Aida Fitria, S.Pd

Belum menuliskan informasi profilenya.

Selengkapnya
Navigasi Web
Penantian Tak Berujung (Part 3)

Penantian Tak Berujung (Part 3)

#Tantangan gurusiana hari ke 5)

Pagi itu Rara bangun tepat saat suara azan subuh berkumandang dari mesjid. Rumah ayah tidak jauh dari mesjid, sehingga setiap azan akan jelas kedengaran. Rara langsung mandi dan menunaikan shalat subuh sendiri. Rara ingat, biasanya ibu yang menemaninya shalat subuh dan mandi setiap pagi. Setelah itu mereka berdua akan bersiap-siap sarapan lalu berangkat ke sekolah. Sudah kebiasaan bagi Rara dan ibunya setiap pagi pergi sekolah bersama. Rara akan diantar ibu ke sekolah baru kemudian ibu melanjutkan perjalanannya ke tempat dia mengajar. Tapi pagi ini Rara cuma sendiri. Sekilas dilihatnya kamar ayah, masih terkunci rapat. Kebiasaan ayah semenjak dulu memang tidak berubah, selalu bangun kesiangan dan terkadang lupa shalat subuh. Hal ini juga yang sering memicu pertengkaran ibu dengan ayah di rumah.
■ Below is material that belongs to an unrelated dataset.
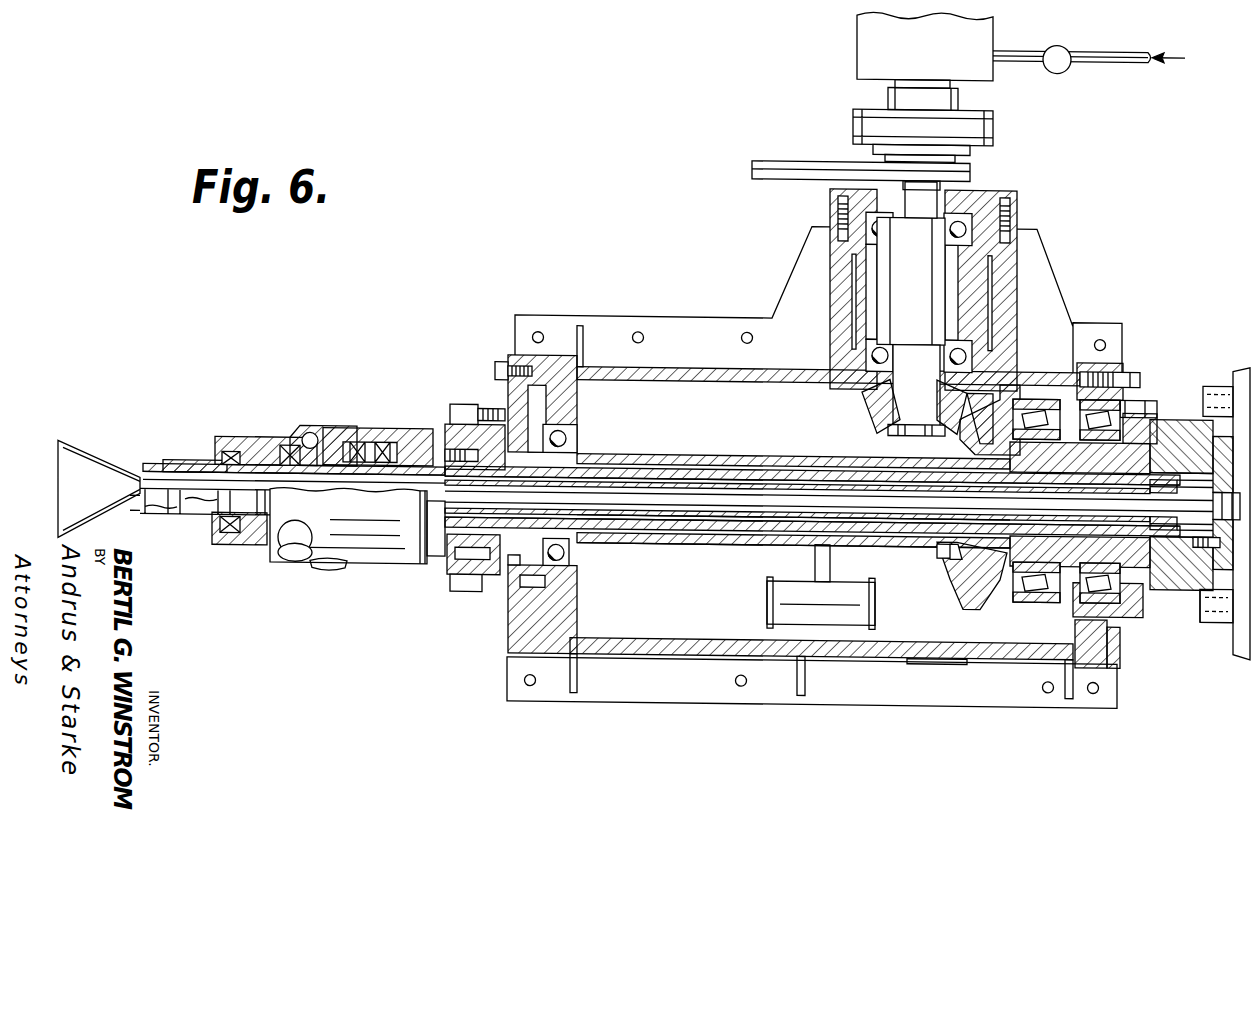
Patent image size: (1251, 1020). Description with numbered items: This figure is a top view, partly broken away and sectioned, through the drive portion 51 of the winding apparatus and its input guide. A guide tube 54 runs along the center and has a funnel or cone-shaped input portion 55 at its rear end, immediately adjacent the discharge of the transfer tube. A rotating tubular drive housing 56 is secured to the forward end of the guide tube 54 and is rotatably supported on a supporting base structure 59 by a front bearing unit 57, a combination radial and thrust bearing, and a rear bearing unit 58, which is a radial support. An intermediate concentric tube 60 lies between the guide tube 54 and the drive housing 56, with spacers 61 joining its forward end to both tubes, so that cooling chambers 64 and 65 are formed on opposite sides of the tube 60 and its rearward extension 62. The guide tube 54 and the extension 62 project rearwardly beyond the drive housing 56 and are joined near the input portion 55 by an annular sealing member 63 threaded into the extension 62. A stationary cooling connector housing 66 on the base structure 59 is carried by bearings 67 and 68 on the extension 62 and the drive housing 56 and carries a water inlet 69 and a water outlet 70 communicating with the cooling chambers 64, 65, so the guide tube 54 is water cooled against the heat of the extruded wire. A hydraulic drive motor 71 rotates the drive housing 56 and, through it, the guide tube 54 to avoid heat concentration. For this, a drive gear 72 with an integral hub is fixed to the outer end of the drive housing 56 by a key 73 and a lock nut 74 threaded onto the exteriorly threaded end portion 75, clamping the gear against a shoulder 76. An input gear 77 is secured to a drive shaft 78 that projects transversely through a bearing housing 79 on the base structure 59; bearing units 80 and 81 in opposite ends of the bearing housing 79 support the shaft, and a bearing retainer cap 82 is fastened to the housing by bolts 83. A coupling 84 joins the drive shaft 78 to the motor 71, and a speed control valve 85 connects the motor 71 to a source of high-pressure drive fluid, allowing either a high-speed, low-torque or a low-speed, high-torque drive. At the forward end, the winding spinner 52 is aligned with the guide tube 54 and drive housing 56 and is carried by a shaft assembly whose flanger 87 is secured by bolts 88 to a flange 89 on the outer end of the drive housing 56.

The drive portion 51 is at (668, 358).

Selesai shalat subuh Rara duduk di kursi, di depan kamar ayah. Rara mengharap kamar itu akan segera terbuka, kemuadian ayah mengantarkannya kembali pulang. Rara ingin sekali bertemu dengan ibu, ingin segera berangkat sekolah. Harap-harap cemas Rara terus menunggu dan menunggu. Air matanya mulai keluar, Rara terisak sendiri. Rara tak mampu menahan rasa sedih di hatinya. Dua jam berlalu, keadaan rumah tetap sepi, tidak ada tanda-tanda ayah akan keluar kamar dan mengantarkannya pulang.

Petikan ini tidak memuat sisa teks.